Gela –  Cinquant’anni di condivisione e 40 di militanza per la vita. “Una grazia speciale è quella che Dio vi ha riservato – ha detto ieri il Vicario Foraneo don Lino Di Dio in occasione della festa per la celebrazione delle nozze d’oro presso la chiesa dedicata a Sant’Agostino – permettendo di conservare la vostra unione tanto a lungo e di celebrare la vita in ogni suo aspetto”. Rocco e Giovanna sono arrivati a questo traguardo miracoloso: in questo tempo liquido il loro amore è solido e 50 anni di vita insieme ne sono una prova tangibile. Cinquant’anni, un figlio, un nipotino e oltre 3500 vite salvate dall’aborto. Numeri da capogiro nel tempo dell’edonismo, dell’egoismo sfegatato, nel tempo del “non lo posso mantenere un altro figlio, ci sono tante spese”. E le spese sono le griffe massificanti.

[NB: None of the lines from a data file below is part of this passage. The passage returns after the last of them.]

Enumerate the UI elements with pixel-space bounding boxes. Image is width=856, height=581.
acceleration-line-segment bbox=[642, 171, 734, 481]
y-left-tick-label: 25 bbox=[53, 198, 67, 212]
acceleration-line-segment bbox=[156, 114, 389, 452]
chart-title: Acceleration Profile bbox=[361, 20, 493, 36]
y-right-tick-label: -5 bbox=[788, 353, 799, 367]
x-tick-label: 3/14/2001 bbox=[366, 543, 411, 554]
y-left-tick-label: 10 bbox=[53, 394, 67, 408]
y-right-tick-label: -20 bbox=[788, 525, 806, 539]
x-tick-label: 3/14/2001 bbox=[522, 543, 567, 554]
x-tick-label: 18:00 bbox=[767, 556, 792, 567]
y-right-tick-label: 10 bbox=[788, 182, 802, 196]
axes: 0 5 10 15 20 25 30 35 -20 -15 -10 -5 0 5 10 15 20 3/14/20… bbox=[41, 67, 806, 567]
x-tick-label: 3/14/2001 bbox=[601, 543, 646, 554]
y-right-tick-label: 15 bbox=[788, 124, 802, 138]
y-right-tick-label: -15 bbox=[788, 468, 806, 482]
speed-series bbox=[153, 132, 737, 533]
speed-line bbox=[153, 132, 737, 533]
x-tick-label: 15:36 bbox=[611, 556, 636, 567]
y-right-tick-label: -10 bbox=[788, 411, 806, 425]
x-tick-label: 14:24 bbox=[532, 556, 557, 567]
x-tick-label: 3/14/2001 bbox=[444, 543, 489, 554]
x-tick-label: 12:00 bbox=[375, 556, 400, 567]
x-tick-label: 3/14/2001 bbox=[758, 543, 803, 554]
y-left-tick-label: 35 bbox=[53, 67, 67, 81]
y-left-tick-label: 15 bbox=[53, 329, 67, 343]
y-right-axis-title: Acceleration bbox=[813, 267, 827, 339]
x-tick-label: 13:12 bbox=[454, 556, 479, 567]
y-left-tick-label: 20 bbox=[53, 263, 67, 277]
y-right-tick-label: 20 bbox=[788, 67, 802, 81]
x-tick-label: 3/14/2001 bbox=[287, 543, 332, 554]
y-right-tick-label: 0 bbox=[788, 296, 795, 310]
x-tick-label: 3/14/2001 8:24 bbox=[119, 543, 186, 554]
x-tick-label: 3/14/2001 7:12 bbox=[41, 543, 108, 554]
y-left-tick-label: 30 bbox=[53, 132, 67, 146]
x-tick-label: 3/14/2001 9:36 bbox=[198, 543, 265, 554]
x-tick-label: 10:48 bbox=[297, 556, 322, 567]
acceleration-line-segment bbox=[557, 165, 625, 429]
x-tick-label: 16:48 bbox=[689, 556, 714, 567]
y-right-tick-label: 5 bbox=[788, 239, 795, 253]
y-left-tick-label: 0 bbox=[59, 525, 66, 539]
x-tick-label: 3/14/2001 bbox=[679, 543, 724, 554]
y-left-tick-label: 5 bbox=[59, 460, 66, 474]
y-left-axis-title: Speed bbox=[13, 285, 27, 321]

E si sacrifica una vita. Loro sono riusciti a convincere più di 3500 mamme a tenere i loro bambini, oggi uomini e donne impegnati nella società. Doppia festa per Rocco e Giovanna Giudice. Il loro anniversario cade il 31 luglio. Avevano scelto il sacerdote di Canicattì che aveva celebrato nel 1971 il loro matrimonio ma non è stato possibile quindi c’è stata una prima celebrazione la settimana scorsa e quella di ieri a cui hanno assistito amici e parenti. Rocco e Giovanna sono molto conosciuti in città per il loro impegno sociale e religioso.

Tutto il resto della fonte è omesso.